A stuffed animal isn’t real.
But is a stuffed (taxidermy) animal real?
Stand in front of one with a group of 4 year olds and watch them ponder the question.
A live action movie is real to a child under 7.
It is real life.
You’ve got to see it to believe it.
Sound familiar?
They will go well into their teen years with a fuzzy unclear line between what is real and what is fantasy and it will have a deep impact on their soul.
Because our lives are not like the movies.
They are not filled with action and adventure like in the Marvel universe.
We are perfectly presentable and pretty at all times like in Disney live action.
We will have given them a bar to which they will never be able to measure up and their striving will be buried in their subconscious where they won’t be able to access it for years, decades even.
Their discontentment will be visible though.
When you blur the line between reality and fantasy for your child before they can choose to step over it themselves you rob them of the opportunity to enjoy the magic of cinema. They think it happened, in real life.

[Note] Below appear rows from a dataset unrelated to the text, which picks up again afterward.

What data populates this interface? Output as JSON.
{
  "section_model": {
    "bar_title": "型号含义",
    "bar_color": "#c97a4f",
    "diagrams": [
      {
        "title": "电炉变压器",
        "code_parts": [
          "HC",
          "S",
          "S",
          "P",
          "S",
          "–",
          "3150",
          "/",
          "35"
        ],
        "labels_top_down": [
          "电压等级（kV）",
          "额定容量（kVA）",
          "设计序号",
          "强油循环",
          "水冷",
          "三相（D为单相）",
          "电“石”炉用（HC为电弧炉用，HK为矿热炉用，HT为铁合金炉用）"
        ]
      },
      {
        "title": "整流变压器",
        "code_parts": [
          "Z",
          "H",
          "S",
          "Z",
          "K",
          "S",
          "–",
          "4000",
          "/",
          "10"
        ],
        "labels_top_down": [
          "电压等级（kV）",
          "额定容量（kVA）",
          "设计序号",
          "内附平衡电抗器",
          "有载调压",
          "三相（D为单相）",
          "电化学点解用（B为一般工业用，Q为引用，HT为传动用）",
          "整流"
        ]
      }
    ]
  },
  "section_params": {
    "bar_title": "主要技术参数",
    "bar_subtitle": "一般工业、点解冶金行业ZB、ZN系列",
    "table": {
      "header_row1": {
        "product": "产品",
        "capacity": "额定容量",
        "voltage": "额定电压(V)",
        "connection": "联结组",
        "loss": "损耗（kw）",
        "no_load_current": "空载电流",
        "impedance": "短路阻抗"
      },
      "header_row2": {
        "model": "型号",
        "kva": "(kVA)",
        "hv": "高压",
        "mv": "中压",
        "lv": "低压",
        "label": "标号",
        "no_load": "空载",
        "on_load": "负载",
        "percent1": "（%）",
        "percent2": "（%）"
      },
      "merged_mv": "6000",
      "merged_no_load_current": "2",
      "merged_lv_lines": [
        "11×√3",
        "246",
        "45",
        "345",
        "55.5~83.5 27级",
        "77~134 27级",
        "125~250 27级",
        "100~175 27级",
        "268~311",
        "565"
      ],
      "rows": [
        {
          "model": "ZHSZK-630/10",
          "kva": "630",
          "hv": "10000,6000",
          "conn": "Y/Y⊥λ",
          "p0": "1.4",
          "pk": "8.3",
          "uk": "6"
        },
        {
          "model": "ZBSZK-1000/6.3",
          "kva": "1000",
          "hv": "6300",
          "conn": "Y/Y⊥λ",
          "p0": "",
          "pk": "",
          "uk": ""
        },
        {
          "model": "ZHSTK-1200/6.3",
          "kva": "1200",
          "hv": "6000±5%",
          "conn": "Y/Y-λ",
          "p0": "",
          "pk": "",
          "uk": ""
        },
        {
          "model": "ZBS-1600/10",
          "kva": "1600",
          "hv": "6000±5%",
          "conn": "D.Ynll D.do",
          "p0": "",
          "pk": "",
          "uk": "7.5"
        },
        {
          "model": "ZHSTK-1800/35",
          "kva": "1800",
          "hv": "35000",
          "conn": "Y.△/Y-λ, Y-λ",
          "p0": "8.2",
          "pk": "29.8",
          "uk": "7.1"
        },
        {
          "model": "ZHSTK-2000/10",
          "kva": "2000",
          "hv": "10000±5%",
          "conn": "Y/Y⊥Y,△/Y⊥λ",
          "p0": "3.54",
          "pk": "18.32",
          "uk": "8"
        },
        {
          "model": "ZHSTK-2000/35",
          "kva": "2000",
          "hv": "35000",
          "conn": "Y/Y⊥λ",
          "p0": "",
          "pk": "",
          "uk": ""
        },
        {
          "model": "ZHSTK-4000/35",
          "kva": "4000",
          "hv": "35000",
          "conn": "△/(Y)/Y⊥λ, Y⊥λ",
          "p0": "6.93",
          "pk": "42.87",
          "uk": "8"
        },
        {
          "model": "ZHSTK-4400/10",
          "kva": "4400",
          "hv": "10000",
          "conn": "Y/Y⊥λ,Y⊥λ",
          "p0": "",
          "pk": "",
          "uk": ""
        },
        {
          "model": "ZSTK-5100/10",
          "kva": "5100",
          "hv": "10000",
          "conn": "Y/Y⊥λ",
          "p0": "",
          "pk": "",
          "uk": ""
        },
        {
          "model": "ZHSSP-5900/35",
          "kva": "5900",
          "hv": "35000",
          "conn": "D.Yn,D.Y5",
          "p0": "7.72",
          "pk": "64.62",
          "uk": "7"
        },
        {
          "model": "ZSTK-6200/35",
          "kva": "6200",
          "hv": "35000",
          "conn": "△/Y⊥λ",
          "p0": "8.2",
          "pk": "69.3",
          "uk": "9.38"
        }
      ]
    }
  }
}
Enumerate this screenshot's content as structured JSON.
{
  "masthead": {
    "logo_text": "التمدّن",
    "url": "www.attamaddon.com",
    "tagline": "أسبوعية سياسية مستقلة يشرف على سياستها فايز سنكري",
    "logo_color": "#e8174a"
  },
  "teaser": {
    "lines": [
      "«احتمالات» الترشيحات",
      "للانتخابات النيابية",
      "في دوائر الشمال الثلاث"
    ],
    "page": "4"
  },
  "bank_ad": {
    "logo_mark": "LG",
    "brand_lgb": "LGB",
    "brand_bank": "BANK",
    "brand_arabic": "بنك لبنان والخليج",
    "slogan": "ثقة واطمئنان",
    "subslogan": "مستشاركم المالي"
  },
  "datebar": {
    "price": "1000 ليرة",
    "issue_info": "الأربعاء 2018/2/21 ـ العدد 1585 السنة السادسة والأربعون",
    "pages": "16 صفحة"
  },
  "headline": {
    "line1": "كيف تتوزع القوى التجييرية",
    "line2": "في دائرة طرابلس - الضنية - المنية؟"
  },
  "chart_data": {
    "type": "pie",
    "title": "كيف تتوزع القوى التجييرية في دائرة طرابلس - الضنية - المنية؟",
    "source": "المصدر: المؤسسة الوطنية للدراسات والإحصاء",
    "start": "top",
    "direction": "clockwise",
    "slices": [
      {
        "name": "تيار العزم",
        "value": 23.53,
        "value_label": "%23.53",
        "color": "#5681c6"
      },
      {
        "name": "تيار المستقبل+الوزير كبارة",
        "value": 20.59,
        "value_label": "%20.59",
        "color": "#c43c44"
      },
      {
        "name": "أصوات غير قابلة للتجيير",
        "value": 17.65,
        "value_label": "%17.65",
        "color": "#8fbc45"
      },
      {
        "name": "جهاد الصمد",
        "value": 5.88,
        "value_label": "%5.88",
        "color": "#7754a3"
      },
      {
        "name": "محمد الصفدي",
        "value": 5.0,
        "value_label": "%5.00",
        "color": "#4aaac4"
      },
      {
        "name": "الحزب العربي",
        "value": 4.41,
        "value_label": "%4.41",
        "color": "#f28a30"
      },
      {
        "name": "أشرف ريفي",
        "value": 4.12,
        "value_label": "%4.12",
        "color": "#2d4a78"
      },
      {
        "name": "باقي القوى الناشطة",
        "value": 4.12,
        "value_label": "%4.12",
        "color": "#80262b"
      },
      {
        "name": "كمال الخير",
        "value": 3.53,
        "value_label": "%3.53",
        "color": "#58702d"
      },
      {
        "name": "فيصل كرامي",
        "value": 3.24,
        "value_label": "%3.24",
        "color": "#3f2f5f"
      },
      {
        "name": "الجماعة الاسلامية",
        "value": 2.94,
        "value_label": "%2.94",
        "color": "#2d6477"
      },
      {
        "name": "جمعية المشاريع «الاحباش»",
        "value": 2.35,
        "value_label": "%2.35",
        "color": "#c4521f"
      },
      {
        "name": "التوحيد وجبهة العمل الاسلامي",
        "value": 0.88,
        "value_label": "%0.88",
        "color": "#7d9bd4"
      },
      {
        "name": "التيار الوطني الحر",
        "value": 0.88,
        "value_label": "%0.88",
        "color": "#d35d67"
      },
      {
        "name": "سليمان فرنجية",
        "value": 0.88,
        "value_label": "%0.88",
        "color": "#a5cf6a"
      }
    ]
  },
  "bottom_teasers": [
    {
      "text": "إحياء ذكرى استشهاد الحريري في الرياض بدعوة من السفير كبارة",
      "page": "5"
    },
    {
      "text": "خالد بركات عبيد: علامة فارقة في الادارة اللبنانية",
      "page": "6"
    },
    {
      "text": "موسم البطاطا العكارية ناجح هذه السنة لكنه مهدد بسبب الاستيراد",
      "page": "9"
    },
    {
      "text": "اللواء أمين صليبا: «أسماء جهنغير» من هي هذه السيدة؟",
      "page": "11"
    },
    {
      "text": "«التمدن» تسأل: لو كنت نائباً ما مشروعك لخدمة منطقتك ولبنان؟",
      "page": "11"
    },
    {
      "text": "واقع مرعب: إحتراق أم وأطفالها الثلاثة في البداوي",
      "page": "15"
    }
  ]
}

On top of that we destroy the imagination.
When we hand children toys and movies that require no creativity or imagination to be involved in bringing the story to life we deprive them of the opportunity to develop their own vision. We silence the mind’s eye.
Now don’t get me wrong I LOVE movies as much as the average person.
But I have and will continue to wait to show my child movies that are beyond his emotional and cognitive developmental level.
Does this mean my child can’t relate to the boys on his sports teams? Yup, it sure does.
It means his childhood will feel longer and be full of more magic.
It also means he is more likely to grow up to be an empathetic and caring human being.
And I think the world could use a few more of those.